Custom thread pool in Java 8 parallel stream

Is it possible to specify a custom thread pool for Java 8 parallel stream? I can not find it anywhere.
Imagine that I have a server application and I would like to use parallel streams. But the application is large and multi-threaded so I want to compartmentalize it. I do not want a slow running task in one module of the applicationblock tasks from another module.
If I can not use different thread pools for different modules, it means I can not safely use parallel streams in most of real world situations.
Try the following example. There are some CPU intensive tasks executed in separate threads.
The tasks leverage parallel streams. The first task is broken, so each step takes 1 second (simulated by thread sleep). The issue is that other threads get stuck and wait for the broken task to finish. This is contrived example, but imagine a servlet app and someone submitting a long running task to the shared fork join pool.
public class ParallelTest {
public static void main(String[] args) throws InterruptedException {
ExecutorService es = Executors.newCachedThreadPool();
es.execute(() -> runTask(1000)); //incorrect task
es.execute(() -> runTask(0));
es.execute(() -> runTask(0));
es.execute(() -> runTask(0));
es.execute(() -> runTask(0));
es.execute(() -> runTask(0));
es.shutdown();
es.awaitTermination(60, TimeUnit.SECONDS);
}
private static void runTask(int delay) {
range(1, 1_000_000).parallel().filter(ParallelTest::isPrime).peek(i -> Utils.sleep(delay)).max()
.ifPresent(max -> System.out.println(Thread.currentThread() + " " + max));
}
public static boolean isPrime(long n) {
return n > 1 && rangeClosed(2, (long) sqrt(n)).noneMatch(divisor -> n % divisor == 0);
}
}

There actually is a trick how to execute a parallel operation in a specific fork-join pool. If you execute it as a task in a fork-join pool, it stays there and does not use the common one.
final int parallelism = 4;
ForkJoinPool forkJoinPool = null;
try {
forkJoinPool = new ForkJoinPool(parallelism);
final List<Integer> primes = forkJoinPool.submit(() ->
// Parallel task here, for example
IntStream.range(1, 1_000_000).parallel()
.filter(PrimesPrint::isPrime)
.boxed().collect(Collectors.toList())
).get();
System.out.println(primes);
} catch (InterruptedException | ExecutionException e) {
throw new RuntimeException(e);
} finally {
if (forkJoinPool != null) {
forkJoinPool.shutdown();
}
}
The trick is based on ForkJoinTask.fork which specifies: "Arranges to asynchronously execute this task in the pool the current task is running in, if applicable, or using the ForkJoinPool.commonPool() if not inForkJoinPool()"
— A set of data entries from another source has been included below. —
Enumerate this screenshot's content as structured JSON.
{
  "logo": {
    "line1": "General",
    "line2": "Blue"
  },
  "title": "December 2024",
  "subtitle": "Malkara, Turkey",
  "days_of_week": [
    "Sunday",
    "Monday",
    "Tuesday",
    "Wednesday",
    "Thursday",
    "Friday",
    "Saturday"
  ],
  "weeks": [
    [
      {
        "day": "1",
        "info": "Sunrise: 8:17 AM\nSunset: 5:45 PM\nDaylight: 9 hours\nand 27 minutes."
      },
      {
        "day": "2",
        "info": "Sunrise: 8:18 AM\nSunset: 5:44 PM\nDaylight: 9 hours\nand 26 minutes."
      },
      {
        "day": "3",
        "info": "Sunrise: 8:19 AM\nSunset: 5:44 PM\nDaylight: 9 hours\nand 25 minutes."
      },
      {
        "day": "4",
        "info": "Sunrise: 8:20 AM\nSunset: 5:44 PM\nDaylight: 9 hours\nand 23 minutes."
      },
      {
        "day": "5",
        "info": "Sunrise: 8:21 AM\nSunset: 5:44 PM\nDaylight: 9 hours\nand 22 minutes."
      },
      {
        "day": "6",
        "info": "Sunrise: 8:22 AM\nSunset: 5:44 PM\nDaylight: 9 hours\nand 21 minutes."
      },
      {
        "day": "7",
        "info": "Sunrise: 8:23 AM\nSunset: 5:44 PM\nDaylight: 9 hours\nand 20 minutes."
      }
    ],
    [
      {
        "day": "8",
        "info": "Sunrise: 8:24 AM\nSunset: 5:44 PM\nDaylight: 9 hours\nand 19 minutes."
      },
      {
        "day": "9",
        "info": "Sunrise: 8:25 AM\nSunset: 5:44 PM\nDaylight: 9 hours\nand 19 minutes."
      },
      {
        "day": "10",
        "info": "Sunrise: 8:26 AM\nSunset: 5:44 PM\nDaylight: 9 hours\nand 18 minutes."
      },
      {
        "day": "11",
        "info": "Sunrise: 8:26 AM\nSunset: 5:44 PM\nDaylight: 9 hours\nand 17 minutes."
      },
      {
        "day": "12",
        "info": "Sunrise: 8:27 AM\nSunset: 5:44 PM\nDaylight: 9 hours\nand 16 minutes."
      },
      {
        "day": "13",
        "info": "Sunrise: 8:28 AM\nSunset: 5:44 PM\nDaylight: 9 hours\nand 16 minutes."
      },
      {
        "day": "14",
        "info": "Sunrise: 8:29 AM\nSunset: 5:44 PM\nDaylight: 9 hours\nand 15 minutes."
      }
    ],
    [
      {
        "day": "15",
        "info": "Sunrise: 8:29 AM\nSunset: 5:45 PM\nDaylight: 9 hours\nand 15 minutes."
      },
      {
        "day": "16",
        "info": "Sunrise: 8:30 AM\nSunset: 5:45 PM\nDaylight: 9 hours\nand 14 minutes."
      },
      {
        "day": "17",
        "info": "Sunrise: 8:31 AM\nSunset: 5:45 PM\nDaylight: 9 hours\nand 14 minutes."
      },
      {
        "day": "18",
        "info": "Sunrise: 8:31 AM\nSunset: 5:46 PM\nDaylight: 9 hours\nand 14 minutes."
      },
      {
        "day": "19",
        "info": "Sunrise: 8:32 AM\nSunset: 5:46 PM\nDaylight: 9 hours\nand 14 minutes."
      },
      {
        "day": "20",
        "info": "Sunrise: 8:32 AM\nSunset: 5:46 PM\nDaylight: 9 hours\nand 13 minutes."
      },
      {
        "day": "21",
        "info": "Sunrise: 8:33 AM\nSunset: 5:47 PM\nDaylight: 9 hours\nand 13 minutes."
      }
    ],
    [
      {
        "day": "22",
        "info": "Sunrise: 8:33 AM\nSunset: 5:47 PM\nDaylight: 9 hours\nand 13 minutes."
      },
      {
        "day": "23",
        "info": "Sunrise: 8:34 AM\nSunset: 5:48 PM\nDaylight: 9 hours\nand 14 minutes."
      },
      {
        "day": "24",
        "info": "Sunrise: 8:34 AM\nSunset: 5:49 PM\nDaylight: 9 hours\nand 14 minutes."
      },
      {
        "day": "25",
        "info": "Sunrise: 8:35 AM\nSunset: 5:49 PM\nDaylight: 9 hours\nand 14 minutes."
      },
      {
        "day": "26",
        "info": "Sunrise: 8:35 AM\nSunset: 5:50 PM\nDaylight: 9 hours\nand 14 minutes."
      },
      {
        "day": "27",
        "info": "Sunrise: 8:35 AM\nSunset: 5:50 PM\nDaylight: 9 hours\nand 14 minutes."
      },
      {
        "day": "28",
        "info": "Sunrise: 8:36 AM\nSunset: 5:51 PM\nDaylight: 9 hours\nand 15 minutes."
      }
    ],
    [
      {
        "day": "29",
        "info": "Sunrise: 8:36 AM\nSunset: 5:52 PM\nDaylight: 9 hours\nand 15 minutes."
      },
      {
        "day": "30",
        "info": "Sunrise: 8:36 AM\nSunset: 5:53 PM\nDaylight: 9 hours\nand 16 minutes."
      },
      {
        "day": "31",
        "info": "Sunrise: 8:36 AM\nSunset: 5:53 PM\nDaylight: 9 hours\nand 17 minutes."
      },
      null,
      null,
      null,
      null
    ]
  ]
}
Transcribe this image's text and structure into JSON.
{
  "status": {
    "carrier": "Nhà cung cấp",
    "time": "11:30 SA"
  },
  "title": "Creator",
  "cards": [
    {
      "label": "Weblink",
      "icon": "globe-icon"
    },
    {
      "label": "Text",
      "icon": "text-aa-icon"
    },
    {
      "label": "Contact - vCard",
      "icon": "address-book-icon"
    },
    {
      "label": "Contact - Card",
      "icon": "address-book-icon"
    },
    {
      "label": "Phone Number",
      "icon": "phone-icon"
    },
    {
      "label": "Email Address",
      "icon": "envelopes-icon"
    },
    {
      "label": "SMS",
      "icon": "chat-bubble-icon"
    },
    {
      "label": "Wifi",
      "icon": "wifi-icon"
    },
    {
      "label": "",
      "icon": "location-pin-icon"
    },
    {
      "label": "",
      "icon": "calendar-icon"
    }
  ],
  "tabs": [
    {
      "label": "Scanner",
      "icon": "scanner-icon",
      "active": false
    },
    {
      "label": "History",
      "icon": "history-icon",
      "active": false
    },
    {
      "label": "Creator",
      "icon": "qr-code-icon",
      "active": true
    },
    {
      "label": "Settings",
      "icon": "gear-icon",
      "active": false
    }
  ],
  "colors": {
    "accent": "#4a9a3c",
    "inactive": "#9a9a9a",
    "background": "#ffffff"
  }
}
The parallel streams use the default ForkJoinPool.commonPool which by default has one less threads as you have processors, as returned by Runtime.getRuntime().availableProcessors() (This means that parallel streams leave one processor for the calling thread).
For applications that require separate or custom pools, a ForkJoinPool may be constructed with a given target parallelism level; by default, equal to the number of available processors.
This also means if you have nested parallel streams or multiple parallel streams started concurrently, they will all share the same pool. Advantage: you will never use more than the default (number of available processors). Disadvantage: you may not get "all the processors" assigned to each parallel stream you initiate (if you happen to have more than one). (Apparently you can use a ManagedBlocker to circumvent that.)
To change the way parallel streams are executed, you can either
submit the parallel stream execution to your own ForkJoinPool: yourFJP.submit(() -> stream.parallel().forEach(soSomething)).get(); or
you can change the size of the common pool using system properties: System.setProperty("java.util.concurrent.ForkJoinPool.common.parallelism", "20") for a target parallelism of 20 threads.
Example of the latter on my machine which has 8 processors. If I run the following program:
long start = System.currentTimeMillis();
IntStream s = IntStream.range(0, 20);
//System.setProperty("java.util.concurrent.ForkJoinPool.common.parallelism", "20");
s.parallel().forEach(i -> {
try { Thread.sleep(100); } catch (Exception ignore) {}
System.out.print((System.currentTimeMillis() - start) + " ");
});
The output is:
215 216 216 216 216 216 216 216 315 316 316 316 316 316 316 316 415 416 416 416
So you can see that the parallel stream processes 8 items at a time, i.e. it uses 8 threads. However, if I uncomment the commented line, the output is:
215 215 215 215 215 216 216 216 216 216 216 216 216 216 216 216 216 216 216 216
This time, the parallel stream has used 20 threads and all 20 elements in the stream have been processed concurrently.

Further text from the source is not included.